President Obama's speech
to the United Nations General Assembly today inspired some predictable reactions. Conservatives decried Obama's appeals to the
international community as "post-American" groveling, while liberals rejoiced that Obama had seemed to repudiated
Bush-style unilateralism. But
David Rothkopf pointed out the speech was as much designed for
American as international ears, and was really about Obama negotiating
the sometimes disparate demands of his domestic constituents and partners abroad.
Rothkopf explained that, on foreign policy, Obama is locked between two communities with different goals and stakes: the American community he serves and the international community he works within. That is, every move Obama makes resonates in Washington and on the international stage. To advance non-unilateral foreign policy goals, he must work carefully to please both masters and upset neither. It's a delicate position, and one that neither Obama's pro-international liberal boosters nor his pro-unilateral conservative detractors seemed to grasp.

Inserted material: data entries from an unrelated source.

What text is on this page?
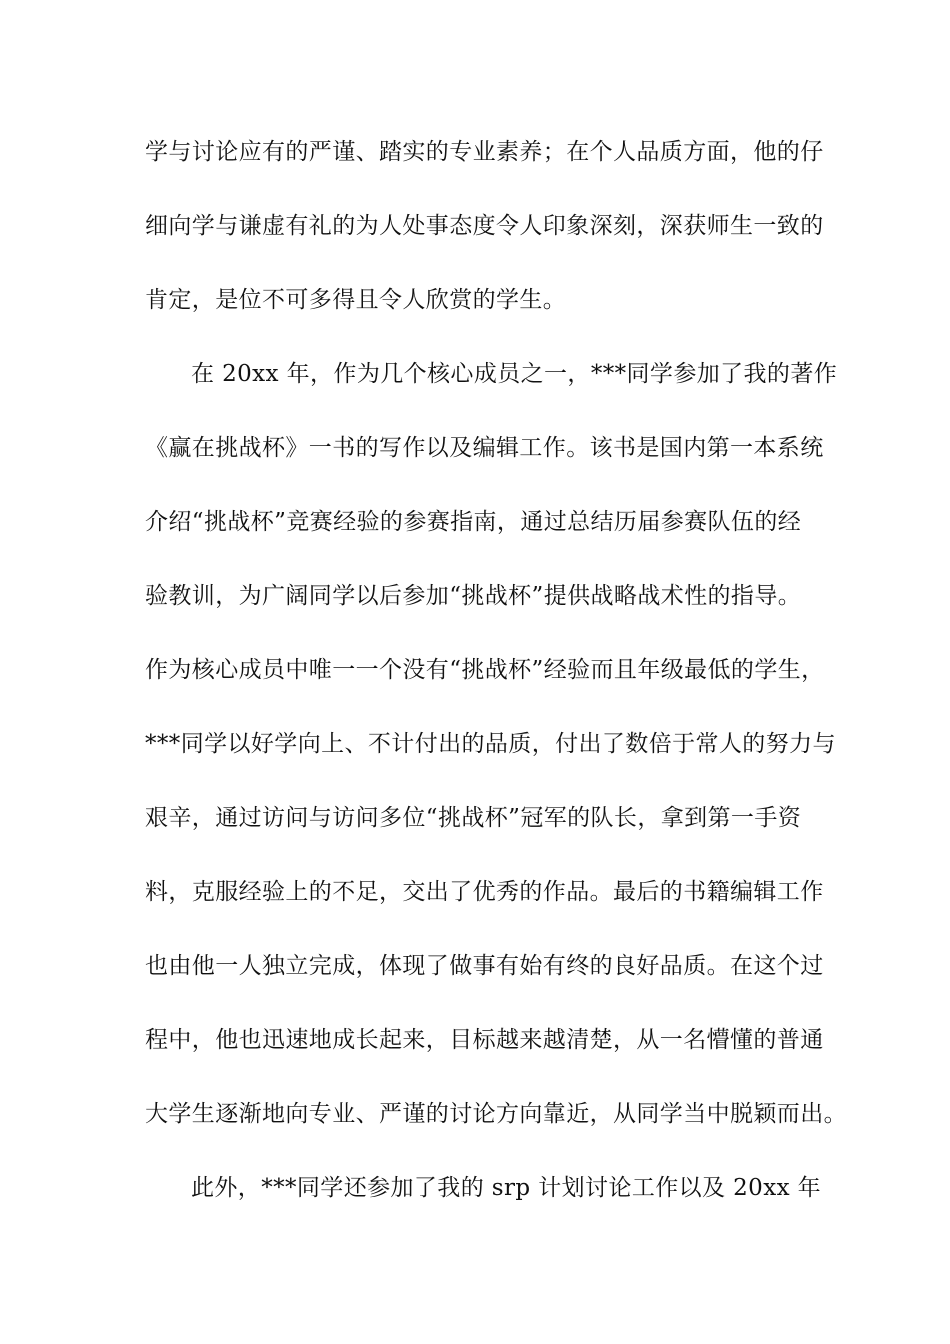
学与讨论应有的严谨、踏实的专业素养；在个人品质方面，他的仔
细向学与谦虚有礼的为人处事态度令人印象深刻，深获师生一致的
肯定，是位不可多得且令人欣赏的学生。
在 20xx 年，作为几个核心成员之一，***同学参加了我的著作
《赢在挑战杯》一书的写作以及编辑工作。该书是国内第一本系统
介绍“挑战杯”竞赛经验的参赛指南，通过总结历届参赛队伍的经
验教训，为广阔同学以后参加“挑战杯”提供战略战术性的指导。
作为核心成员中唯一一个没有“挑战杯”经验而且年级最低的学生，
***同学以好学向上、不计付出的品质，付出了数倍于常人的努力与
艰辛，通过访问与访问多位“挑战杯”冠军的队长，拿到第一手资
料，克服经验上的不足，交出了优秀的作品。最后的书籍编辑工作
也由他一人独立完成，体现了做事有始有终的良好品质。在这个过
程中，他也迅速地成长起来，目标越来越清楚，从一名懵懂的普通
大学生逐渐地向专业、严谨的讨论方向靠近，从同学当中脱颖而出。
此外，***同学还参加了我的 srp 计划讨论工作以及 20xx 年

While Barack Obama may have looked statesmanlike at the U.N. podium today and while his rhetoric soared, he is still just an employee of the American people who works in a system of robust checks and balances. (Which is just a nice way of saying he has a Congressional albatross around his neck, a screwed up political climate and a skittish constituency that is ill-informed on many vital international issues.)Rothkopf, reviewing Obama's speech, concluded, "pay attention citizens of earth, if history is any indicator, this is probably about as good as you are going to get out of an American president."
On a wide range of the issues he discussed today -- from global economic policy to climate, from arms controls to the role of the U.N. itself -- Obama can lead but he cannot easily make his country follow him any more than he can make the world line up behind him just because he wishes they would. Indeed, the very fact that his views align with the rest of the world on key issues may make them anathema to many Americans.
As a consequence, he will need the international community to help him at home as much as they seek America's help with their issues. In short: Without some early international wins, the world may see the promise of this new era in foreign policy fade quickly away.
This is a hard lesson for foreign leaders to grasp. I have been in meetings in which they requested the United States "make" the Congress do one thing or another. Some simply can't or won't understand how our system works ... or how dysfunctional it is.